Pamela Wallin, with her usual broadcaster’s flair, managed to put an interesting punctuation mark on her suspension from the Senate: She called it a “sad day for democracy”. Hmmm….
Lots of lofty and grandiose things are said by those of questionable character, particularly when that character goes on public display. The pithiest dictum on this point is Samuel Johnson noting the affinity between scoundrels and appeals to patriotism. I guess Wallin wanted to avoid the obvious association if she said it was a sad day for Canada, so she took a slightly different tack.
What Wallin has been caterwauling about periodically is her contention that she has not been afforded the opportunity to be judged by “an impartial jury”. Overall, that’s probably a good thing for her, because if she was being judged by a jury, it would mean she was dealing with some criminal law unpleasantness. Such unpleasantness is still not entirely out of the question, but pretty unlikely, as a result (mainly) of Wallin having “tidied up” her spending records before submitting them (relying on the advice of others, of course).

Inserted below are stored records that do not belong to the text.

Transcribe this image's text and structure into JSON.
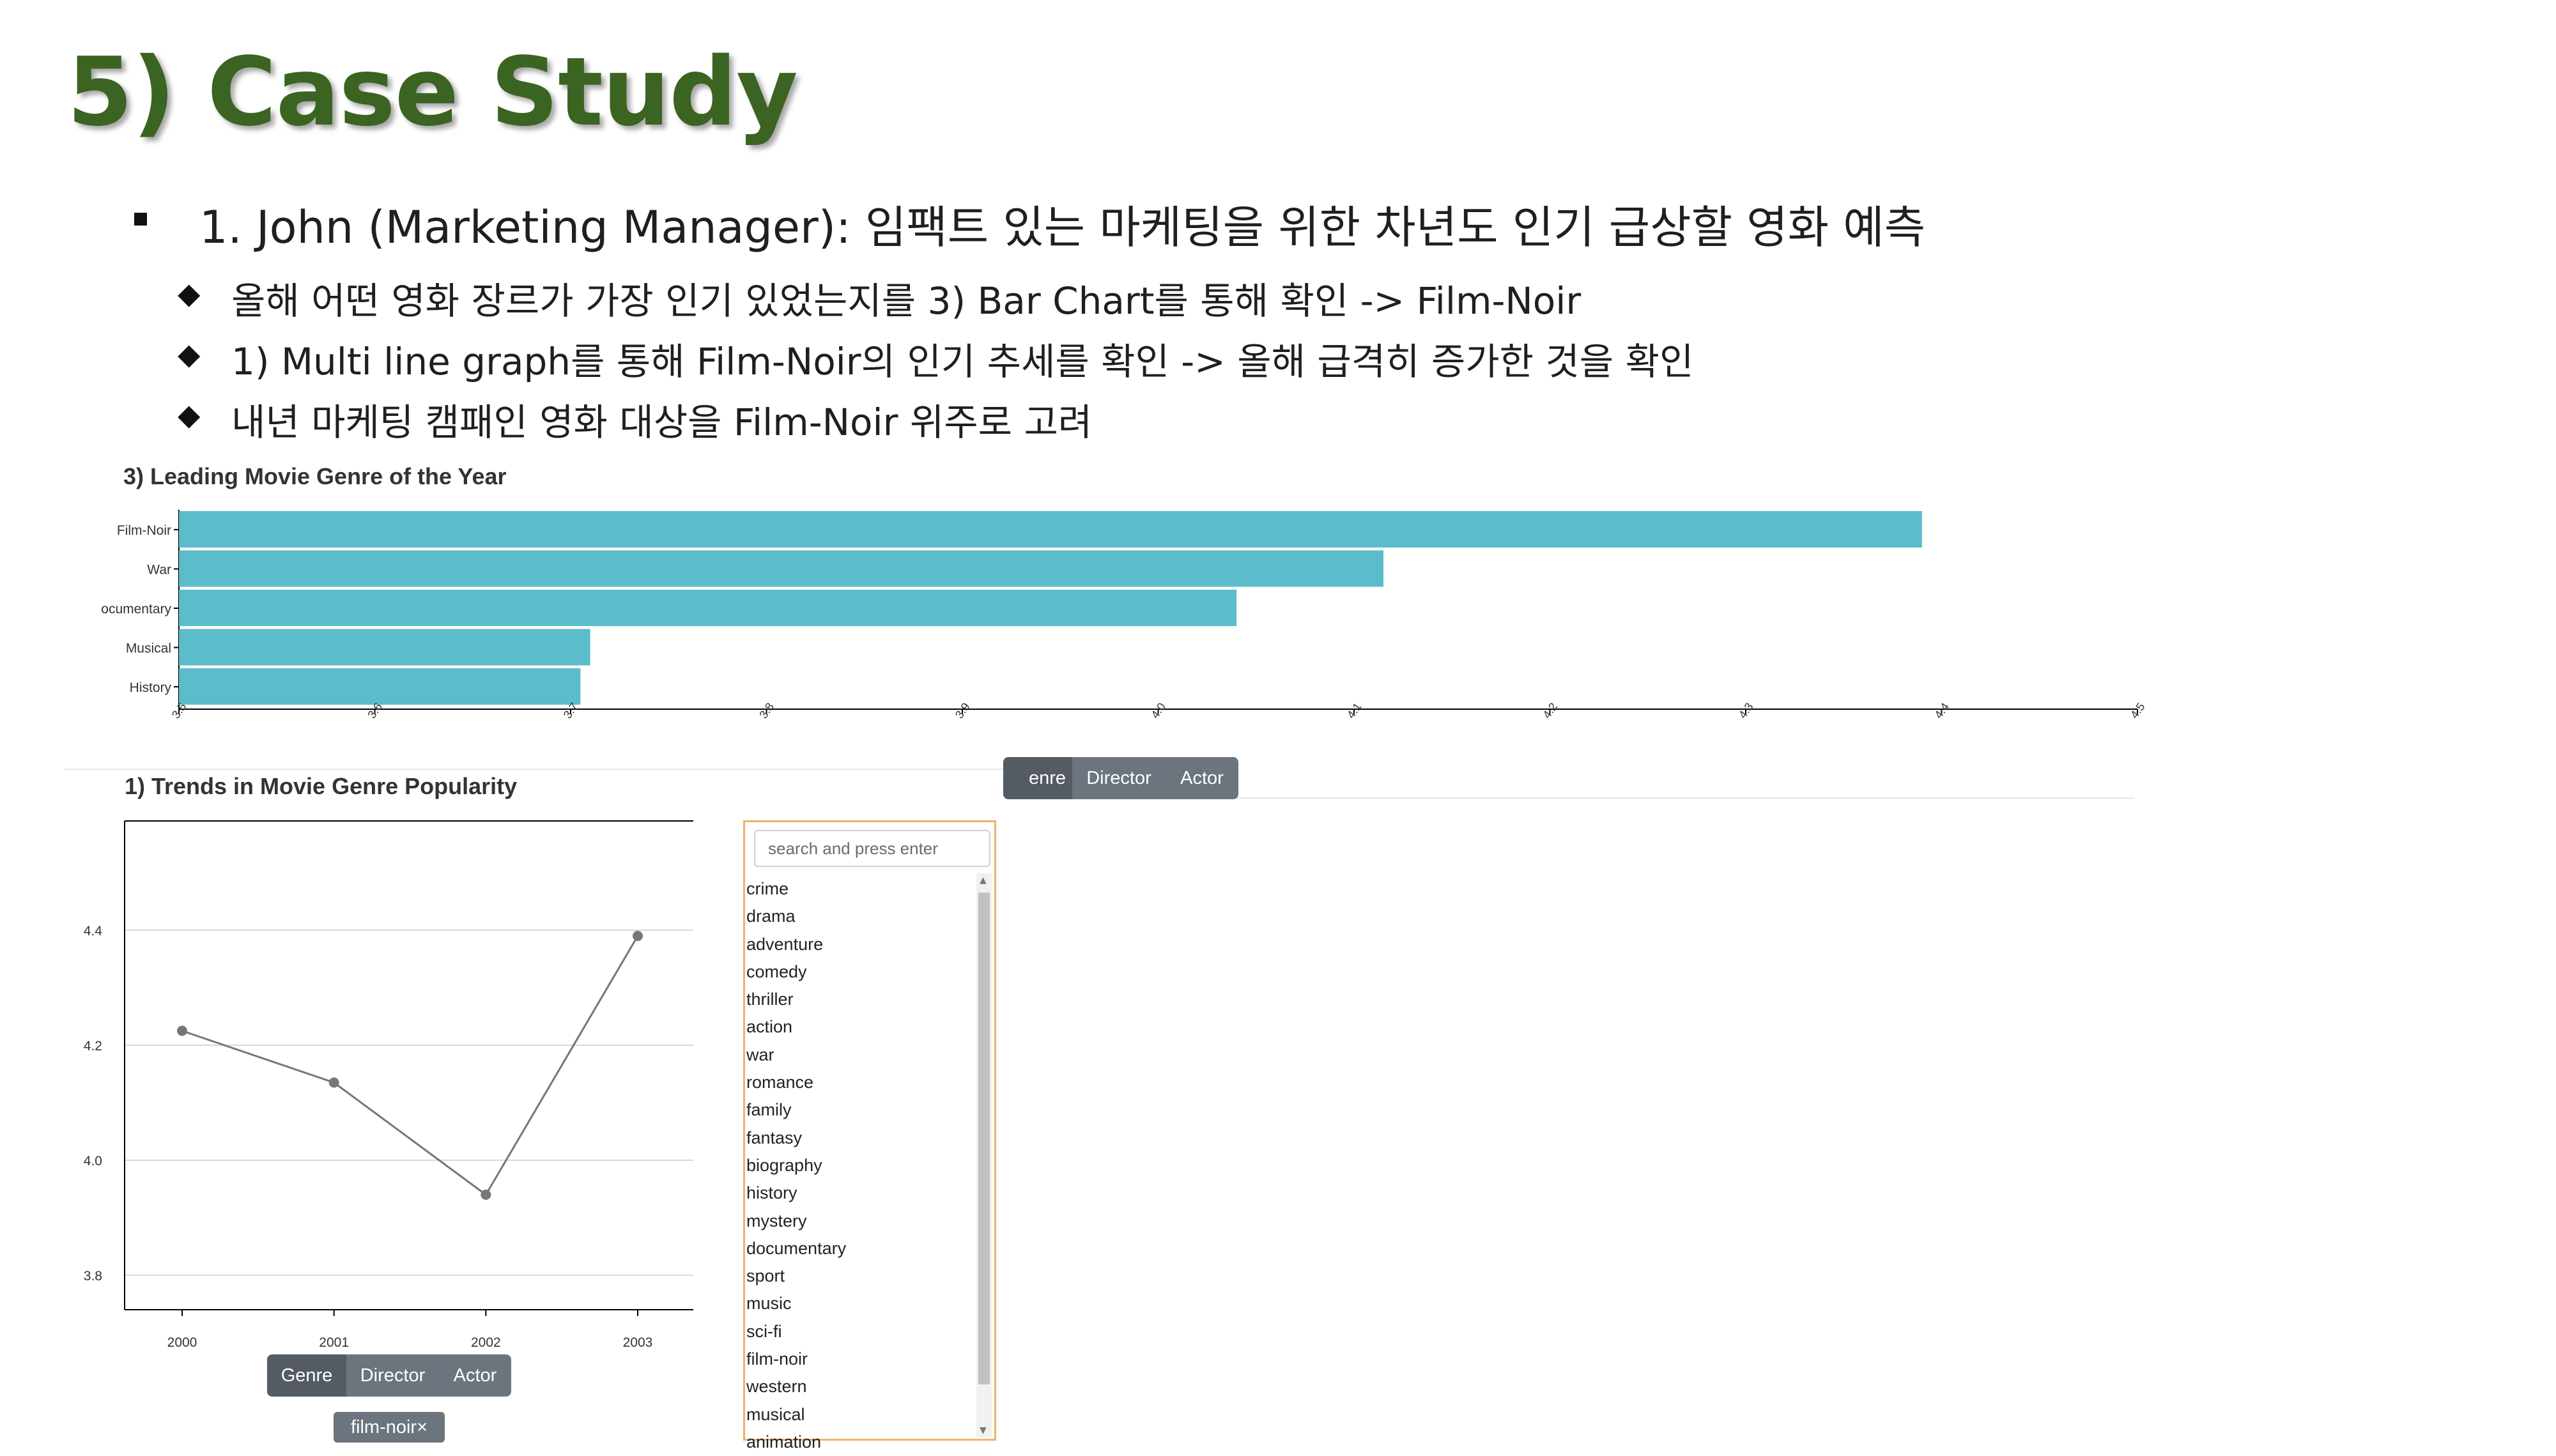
{
  "slide": {
    "title": "5) Case Study",
    "bullet_main": "1. John (Marketing Manager): 임팩트 있는 마케팅을 위한 차년도 인기 급상할 영화 예측",
    "sub_bullets": [
      "올해 어떤 영화 장르가 가장 인기 있었는지를 3) Bar Chart를 통해 확인 -> Film-Noir",
      "1) Multi line graph를 통해 Film-Noir의 인기 추세를 확인 -> 올해 급격히 증가한 것을 확인",
      "내년 마케팅 캠패인 영화 대상을 Film-Noir 위주로 고려"
    ]
  },
  "bar_section": {
    "title": "3) Leading Movie Genre of the Year",
    "buttons": [
      "Genre",
      "Director",
      "Actor"
    ],
    "buttons_visible": [
      "enre",
      "Director",
      "Actor"
    ]
  },
  "line_section": {
    "title": "1) Trends in Movie Genre Popularity",
    "buttons": [
      "Genre",
      "Director",
      "Actor"
    ],
    "selected_tag": "film-noir×"
  },
  "search": {
    "placeholder": "search and press enter",
    "items": [
      "crime",
      "drama",
      "adventure",
      "comedy",
      "thriller",
      "action",
      "war",
      "romance",
      "family",
      "fantasy",
      "biography",
      "history",
      "mystery",
      "documentary",
      "sport",
      "music",
      "sci-fi",
      "film-noir",
      "western",
      "musical",
      "animation"
    ]
  },
  "colors": {
    "title_green": "#3b6321",
    "bar": "#5bbccc",
    "line": "#777777",
    "button": "#6c757d",
    "search_border": "#f0b16a"
  },
  "chart_data": [
    {
      "type": "bar",
      "title": "3) Leading Movie Genre of the Year",
      "orientation": "horizontal",
      "categories": [
        "Film-Noir",
        "War",
        "Documentary",
        "Musical",
        "History"
      ],
      "category_labels_visible": [
        "Film-Noir",
        "War",
        "ocumentary",
        "Musical",
        "History"
      ],
      "values": [
        4.39,
        4.115,
        4.04,
        3.71,
        3.705
      ],
      "xlim": [
        3.5,
        4.5
      ],
      "xticks": [
        "3.5",
        "3.6",
        "3.7",
        "3.8",
        "3.9",
        "4.0",
        "4.1",
        "4.2",
        "4.3",
        "4.4",
        "4.5"
      ],
      "grid": false
    },
    {
      "type": "line",
      "title": "1) Trends in Movie Genre Popularity",
      "x": [
        "2000",
        "2001",
        "2002",
        "2003"
      ],
      "series": [
        {
          "values": [
            4.225,
            4.135,
            3.94,
            4.39
          ]
        }
      ],
      "ylim": [
        3.74,
        4.59
      ],
      "yticks": [
        "3.8",
        "4.0",
        "4.2",
        "4.4"
      ],
      "grid": true
    }
  ]
}
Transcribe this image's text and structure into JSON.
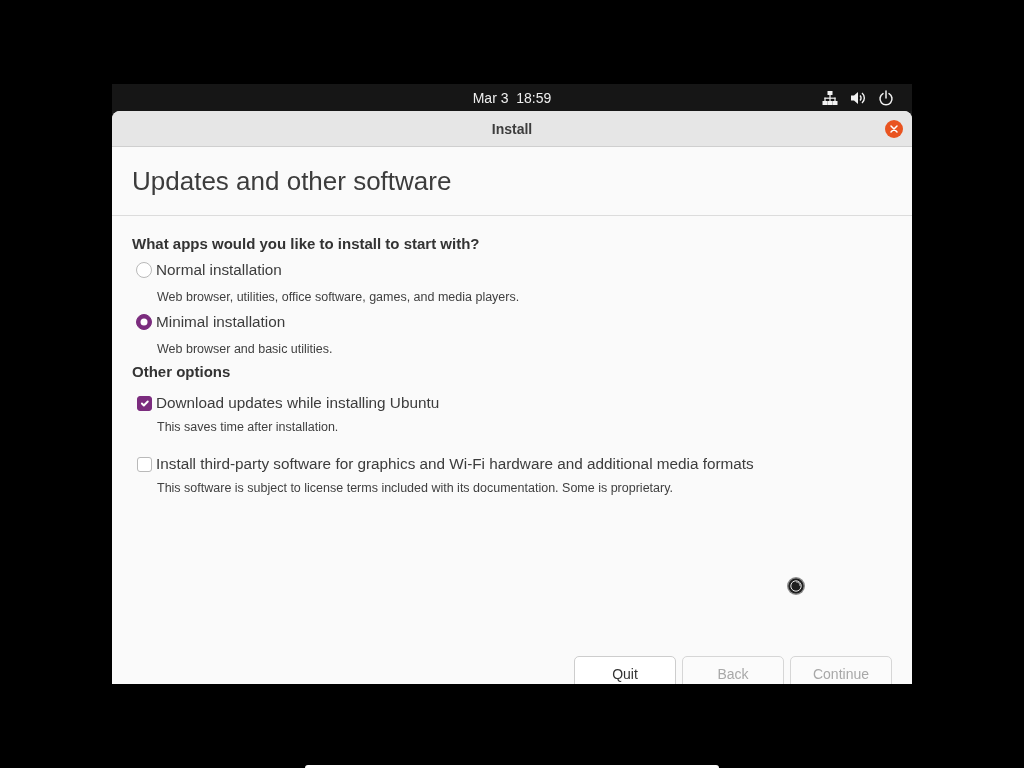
{
  "top_bar": {
    "clock": "Mar 3  18:59"
  },
  "window": {
    "title": "Install"
  },
  "page": {
    "heading": "Updates and other software"
  },
  "install_type": {
    "question": "What apps would you like to install to start with?",
    "options": [
      {
        "label": "Normal installation",
        "description": "Web browser, utilities, office software, games, and media players.",
        "selected": false
      },
      {
        "label": "Minimal installation",
        "description": "Web browser and basic utilities.",
        "selected": true
      }
    ]
  },
  "other_options": {
    "heading": "Other options",
    "options": [
      {
        "label": "Download updates while installing Ubuntu",
        "description": "This saves time after installation.",
        "checked": true
      },
      {
        "label": "Install third-party software for graphics and Wi-Fi hardware and additional media formats",
        "description": "This software is subject to license terms included with its documentation. Some is proprietary.",
        "checked": false
      }
    ]
  },
  "buttons": [
    {
      "label": "Quit",
      "disabled": false
    },
    {
      "label": "Back",
      "disabled": true
    },
    {
      "label": "Continue",
      "disabled": true
    }
  ]
}
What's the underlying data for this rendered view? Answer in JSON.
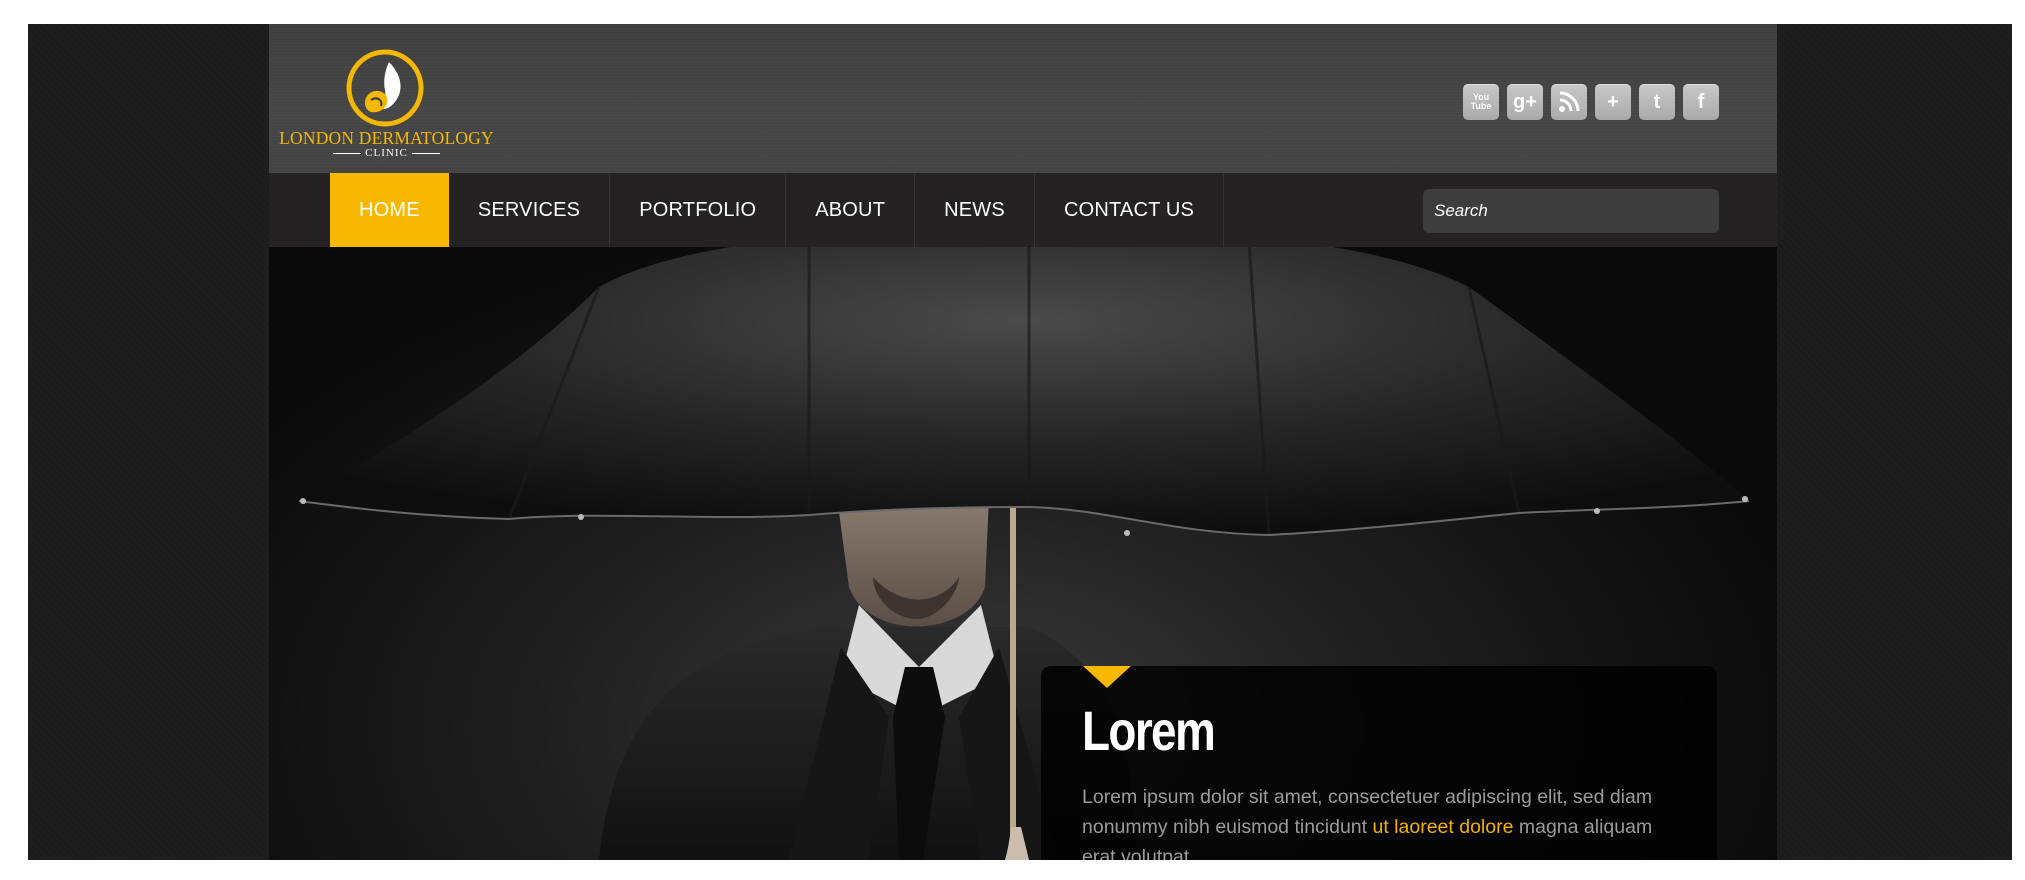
{
  "logo": {
    "title": "LONDON DERMATOLOGY",
    "subtitle": "CLINIC",
    "accent": "#f5b800"
  },
  "social": [
    {
      "icon": "youtube-icon",
      "label": "You Tube"
    },
    {
      "icon": "google-plus-icon",
      "label": "g+"
    },
    {
      "icon": "rss-icon",
      "label": ""
    },
    {
      "icon": "plus-icon",
      "label": "+"
    },
    {
      "icon": "twitter-icon",
      "label": "t"
    },
    {
      "icon": "facebook-icon",
      "label": "f"
    }
  ],
  "nav": {
    "items": [
      {
        "label": "HOME",
        "active": true
      },
      {
        "label": "SERVICES",
        "active": false
      },
      {
        "label": "PORTFOLIO",
        "active": false
      },
      {
        "label": "ABOUT",
        "active": false
      },
      {
        "label": "NEWS",
        "active": false
      },
      {
        "label": "CONTACT US",
        "active": false
      }
    ],
    "active_color": "#f9b800"
  },
  "search": {
    "placeholder": "Search",
    "value": ""
  },
  "hero": {
    "image": "man-with-black-umbrella",
    "caption": {
      "title": "Lorem",
      "text_before": "Lorem ipsum dolor sit amet, consectetuer adipiscing elit, sed diam nonummy nibh euismod tincidunt ",
      "highlight": "ut laoreet dolore",
      "text_after": " magna aliquam erat volutpat."
    }
  }
}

Wallin, like the other two porkers on suspension, has hauled out the old mantle of victimhood and failure of “due process” resulting in suspension. Nonsense, on at least two counts: First and foremost, of course, is her own disgraceful and glutinous gorging at the trough of entitlement. If she had any legal argument to stand on, you’d be safe betting the farm she wouldn’t have paid back over $130,000 so quickly.
Secondly, the august body on which she, uh, ‘served’, has the jurisdiction to do exactly what it did. There was ample opportunity for presentation, argument and rebuttal. A true “jury” of her peers decided her fate.
Far from being a ‘sad’ day for democracy (or due process), it was a happy day for the long-suffering taxpayer for the prospect there might soon be one less preening temple of entitlement to finance.